The impact of COVID-19 on caregivers is well known, and while some research has been done regarding restorative staff spaces, a definitive strategy remains elusive. Features of restorative spaces can vary and the use of such areas is dependent on factors including patient acuity and staffing. The results of this study suggest that resilience room use can mitigate emotional distress in staff, especially if used when burnout levels are low.
Researchers aimed to evaluate whether resilience room use mitigated the emotional distress of neuroscience clinical staff during COVID-19 pandemic conditions.
One room on each of two neuroscience tower floors was designated as a resilience space. One was an active room, included exercise equipment, and had windows overlooking a garden. The other was designated a quiet resilience room and was equipped with massage chairs, art, ambient lighting, and music. Both rooms featured a tablet where users were asked to compete an optional survey to measure emotional distress and burnout. Interestingly, researchers only surveyed participants when they were exiting the room in order not to take too much of their break time for surveys. When participants were preparing to leave the room, they were asked to reflect on how they felt when they walked in and how they were feeling upon leaving. Study participants included neuroscience nurses, patient care technicians, health unit coordinators, nurse practitioners, nurse managers, directors, supervisors, and educators of the inpatient neuroscience intensive care and floor units who used one of the two resilience rooms between January 27, 2021, and May 18, 2021. Actual room use was assessed using a report detailing badge swipes required to enter each respective room. Paired-samples t-tests were used to compare mean levels of emotional distress and burnout before and after the participants experienced room amenities. Analyses were performed using overall totals and by month.

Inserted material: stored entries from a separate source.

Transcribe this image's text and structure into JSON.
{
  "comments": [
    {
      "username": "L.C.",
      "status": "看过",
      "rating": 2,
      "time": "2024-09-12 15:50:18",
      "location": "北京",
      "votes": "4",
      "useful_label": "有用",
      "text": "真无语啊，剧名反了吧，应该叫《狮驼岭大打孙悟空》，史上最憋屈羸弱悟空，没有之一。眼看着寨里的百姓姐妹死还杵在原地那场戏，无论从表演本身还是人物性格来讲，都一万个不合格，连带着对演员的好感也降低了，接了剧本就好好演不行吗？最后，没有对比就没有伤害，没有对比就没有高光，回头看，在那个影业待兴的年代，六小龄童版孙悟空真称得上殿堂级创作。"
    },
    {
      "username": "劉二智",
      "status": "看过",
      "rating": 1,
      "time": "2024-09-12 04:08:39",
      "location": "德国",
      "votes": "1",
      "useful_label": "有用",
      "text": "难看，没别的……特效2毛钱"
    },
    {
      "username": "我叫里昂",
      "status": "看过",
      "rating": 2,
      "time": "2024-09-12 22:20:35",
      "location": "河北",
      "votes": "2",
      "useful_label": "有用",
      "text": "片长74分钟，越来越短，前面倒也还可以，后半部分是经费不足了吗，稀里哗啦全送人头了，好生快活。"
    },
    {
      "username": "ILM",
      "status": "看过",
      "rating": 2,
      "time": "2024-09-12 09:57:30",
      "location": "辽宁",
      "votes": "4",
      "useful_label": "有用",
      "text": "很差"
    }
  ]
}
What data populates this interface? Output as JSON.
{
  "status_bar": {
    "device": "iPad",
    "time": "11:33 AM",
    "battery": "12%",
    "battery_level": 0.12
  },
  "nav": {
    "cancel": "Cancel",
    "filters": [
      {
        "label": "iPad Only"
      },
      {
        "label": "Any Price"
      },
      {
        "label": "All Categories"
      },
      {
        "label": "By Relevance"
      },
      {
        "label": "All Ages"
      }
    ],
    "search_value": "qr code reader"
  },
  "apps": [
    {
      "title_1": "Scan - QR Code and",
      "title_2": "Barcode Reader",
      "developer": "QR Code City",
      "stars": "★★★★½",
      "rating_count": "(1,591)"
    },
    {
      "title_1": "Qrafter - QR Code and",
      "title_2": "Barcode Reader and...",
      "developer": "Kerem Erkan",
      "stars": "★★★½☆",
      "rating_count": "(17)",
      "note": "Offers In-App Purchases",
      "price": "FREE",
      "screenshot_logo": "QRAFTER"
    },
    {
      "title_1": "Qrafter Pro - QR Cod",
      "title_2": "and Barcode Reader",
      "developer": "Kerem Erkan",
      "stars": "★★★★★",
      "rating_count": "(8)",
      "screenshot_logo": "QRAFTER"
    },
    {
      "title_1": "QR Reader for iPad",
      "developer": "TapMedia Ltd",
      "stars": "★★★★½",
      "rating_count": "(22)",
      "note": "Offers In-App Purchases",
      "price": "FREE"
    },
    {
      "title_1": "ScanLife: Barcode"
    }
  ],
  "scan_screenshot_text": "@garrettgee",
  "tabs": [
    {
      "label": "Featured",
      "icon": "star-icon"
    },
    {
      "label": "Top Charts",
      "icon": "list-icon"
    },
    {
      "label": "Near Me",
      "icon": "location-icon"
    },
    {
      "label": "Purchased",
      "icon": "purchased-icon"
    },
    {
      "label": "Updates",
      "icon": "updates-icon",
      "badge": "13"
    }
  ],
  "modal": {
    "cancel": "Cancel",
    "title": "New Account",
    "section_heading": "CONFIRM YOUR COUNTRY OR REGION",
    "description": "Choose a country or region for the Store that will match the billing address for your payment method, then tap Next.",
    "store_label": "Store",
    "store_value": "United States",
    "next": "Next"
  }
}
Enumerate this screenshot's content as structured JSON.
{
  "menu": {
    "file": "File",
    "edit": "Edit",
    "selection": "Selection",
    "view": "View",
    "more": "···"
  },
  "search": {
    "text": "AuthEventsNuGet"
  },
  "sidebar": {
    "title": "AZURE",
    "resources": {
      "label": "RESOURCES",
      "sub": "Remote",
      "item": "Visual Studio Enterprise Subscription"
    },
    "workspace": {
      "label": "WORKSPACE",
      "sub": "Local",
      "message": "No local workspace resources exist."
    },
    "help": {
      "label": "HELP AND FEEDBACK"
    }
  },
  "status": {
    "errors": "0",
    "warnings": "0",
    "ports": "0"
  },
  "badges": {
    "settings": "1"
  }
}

First, patterns of room usage were assessed. Of the 2022 badge swipes recorded, 34 were excluded due to employee role such that 1988 room entrances were used for the final utilization analysis. ICU nurses used the rooms most (40.1%), followed by nurse leaders (28.8%), and floor nurses (13.1%). The quiet room was used more frequently (79.4%) than the active room (20.6%).
Next, data collected via optional surveys was reviewed. Out of a total 396 surveys, there were 388 completed surveys eligible for analysis. Most nurses reported their levels of burnout to be occasional (37.1%) or moderate (33.2%), with 15.9% reporting heavy or extreme levels of burnout. The mean emotional distress score was 58.9% (SD=20.4) upon room entry and significantly decreased to 29.8 (SD=19; P<.001) after use. Interestingly, self-reported burnout was negatively correlated with reduced stress (r329 = −0.163, P = .003) indicating that as burnout increased, there was less of a reduction of emotional distress associated with room use. Participants who indicated they experienced no burnout, seemed to have the greatest reduction in emotional distress (72.5%) suggesting that it’s important to initiate restorative measures before burnout takes hold. While the authors note 121 comments were submitted in response to an open-ended question at the end of the survey, no formal thematic analysis was described.
Limitations include lack of detail about how many of the 1988 badge swipes were repeat visitors and how long each person remained in the room. Other limitations include the single-site setting, the single survey design, the use of emotional distress as a single construct, and the use of stress and distress interchangeably. Finally, multiple participants could have entered the room(s) using the badge of only one person, and the effect of COVID-19 pandemic conditions on room use is unknown.